What's so useful about diagonalizing a matrix?

Solution 1:

I think, in short, the purpose is more to provide a characterization of the matrix you are interested in, in most cases. A "simple" form such as diagonal allows you to instantly determine rank, eigenvalues, invertibility, is it a projection, etc. That is, all properties which are invariant under the similarity transform, are much easier to assess.
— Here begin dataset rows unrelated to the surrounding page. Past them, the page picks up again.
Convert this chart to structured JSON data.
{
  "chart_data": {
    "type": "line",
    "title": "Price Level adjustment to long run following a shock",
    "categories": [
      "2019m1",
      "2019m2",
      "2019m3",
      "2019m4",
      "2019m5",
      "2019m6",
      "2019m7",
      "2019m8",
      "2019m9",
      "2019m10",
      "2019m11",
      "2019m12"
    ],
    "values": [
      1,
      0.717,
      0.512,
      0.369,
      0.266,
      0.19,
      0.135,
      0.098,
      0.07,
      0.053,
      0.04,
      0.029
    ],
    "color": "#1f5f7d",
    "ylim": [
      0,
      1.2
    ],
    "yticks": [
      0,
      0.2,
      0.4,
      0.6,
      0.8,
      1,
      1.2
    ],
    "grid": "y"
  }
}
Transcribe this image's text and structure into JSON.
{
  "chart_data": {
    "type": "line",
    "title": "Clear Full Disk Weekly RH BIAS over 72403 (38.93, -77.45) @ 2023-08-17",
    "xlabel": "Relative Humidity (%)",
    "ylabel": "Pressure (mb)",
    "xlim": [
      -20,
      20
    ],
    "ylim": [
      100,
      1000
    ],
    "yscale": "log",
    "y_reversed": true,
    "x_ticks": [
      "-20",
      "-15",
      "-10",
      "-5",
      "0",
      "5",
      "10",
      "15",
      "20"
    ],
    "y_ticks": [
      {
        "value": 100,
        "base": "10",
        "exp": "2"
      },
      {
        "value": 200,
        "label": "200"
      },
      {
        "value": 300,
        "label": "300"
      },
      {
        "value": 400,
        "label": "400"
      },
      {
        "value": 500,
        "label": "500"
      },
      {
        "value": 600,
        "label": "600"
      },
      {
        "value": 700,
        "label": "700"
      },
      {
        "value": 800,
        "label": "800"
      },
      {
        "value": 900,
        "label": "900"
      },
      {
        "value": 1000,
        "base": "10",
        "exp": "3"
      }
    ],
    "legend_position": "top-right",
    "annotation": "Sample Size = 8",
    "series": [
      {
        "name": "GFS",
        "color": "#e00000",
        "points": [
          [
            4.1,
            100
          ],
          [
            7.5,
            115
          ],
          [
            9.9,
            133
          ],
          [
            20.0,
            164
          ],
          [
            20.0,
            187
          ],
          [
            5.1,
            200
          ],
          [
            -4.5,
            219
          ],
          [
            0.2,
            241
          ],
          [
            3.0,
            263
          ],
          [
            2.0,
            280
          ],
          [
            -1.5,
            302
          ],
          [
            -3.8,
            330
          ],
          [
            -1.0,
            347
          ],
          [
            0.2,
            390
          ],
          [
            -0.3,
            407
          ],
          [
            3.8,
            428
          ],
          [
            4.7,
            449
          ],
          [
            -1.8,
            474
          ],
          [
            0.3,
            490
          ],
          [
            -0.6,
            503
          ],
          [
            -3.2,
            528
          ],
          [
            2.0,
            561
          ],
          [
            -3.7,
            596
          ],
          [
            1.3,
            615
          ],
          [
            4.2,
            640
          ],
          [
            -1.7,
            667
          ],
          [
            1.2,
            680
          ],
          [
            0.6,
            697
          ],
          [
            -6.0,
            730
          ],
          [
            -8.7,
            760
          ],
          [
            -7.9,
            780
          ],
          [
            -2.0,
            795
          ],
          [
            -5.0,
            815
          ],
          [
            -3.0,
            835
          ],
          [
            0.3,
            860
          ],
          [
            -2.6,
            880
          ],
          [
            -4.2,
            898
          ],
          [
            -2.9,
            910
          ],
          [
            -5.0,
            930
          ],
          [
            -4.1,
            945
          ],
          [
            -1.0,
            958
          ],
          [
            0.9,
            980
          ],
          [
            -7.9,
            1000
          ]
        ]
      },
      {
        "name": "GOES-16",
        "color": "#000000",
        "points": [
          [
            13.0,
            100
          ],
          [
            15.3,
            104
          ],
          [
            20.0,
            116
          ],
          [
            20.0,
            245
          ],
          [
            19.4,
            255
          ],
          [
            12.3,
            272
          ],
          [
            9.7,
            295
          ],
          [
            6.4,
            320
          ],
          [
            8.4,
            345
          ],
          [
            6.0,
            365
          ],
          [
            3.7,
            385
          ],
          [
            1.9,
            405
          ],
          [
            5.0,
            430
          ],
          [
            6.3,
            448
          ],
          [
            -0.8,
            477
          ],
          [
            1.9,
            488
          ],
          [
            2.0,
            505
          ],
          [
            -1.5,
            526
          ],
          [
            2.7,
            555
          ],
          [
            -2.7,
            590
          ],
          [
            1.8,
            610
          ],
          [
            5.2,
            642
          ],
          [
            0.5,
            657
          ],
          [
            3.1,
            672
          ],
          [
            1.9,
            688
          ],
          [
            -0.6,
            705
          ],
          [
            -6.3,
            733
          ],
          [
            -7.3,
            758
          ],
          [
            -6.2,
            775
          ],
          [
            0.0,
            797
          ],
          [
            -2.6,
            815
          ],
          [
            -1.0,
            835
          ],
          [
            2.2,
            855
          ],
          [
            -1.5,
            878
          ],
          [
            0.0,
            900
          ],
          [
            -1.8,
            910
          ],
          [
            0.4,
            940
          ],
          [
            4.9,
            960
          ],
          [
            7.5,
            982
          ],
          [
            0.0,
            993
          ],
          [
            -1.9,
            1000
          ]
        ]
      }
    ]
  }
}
A practical example: principal components is an orthogonal diagonalization which give you important information regarding the independent components (eigenvectors) in a system and how important each component is (eigenvalues) - so it allows you to characterize the system in a way which is not possible in the original data. http://en.wikipedia.org/wiki/Principal_component_analysis


I can't think of a case where diagonalization is used purely as a means to "simplify" calculation as it is computationally expensive - it is more of an end goal in itself.


Solution 2:

I'll add that while you mention computing integer powers of matrices, diagonalization helps in computing fractional powers and exponentiation. If you wanted to compute the matrix $\exp(\mathbf{A})$ you could either go the slow route and use the Taylor series giving: \begin{align}\mathbf{I}+\mathbf{A}+\frac{\mathbf{A}^2}{2!}+\frac{\mathbf{A}^3}{3!}+\dots+\frac{\mathbf{A}^n}{n!}+\dots\end{align}

or alternatively diagonalize $\mathbf{A}$ and it's as easy as doing $e^\lambda$ for each eigenvalue in the diagonal matrix. This significantly reduces the complexity for matrix exponentiation given a required precision.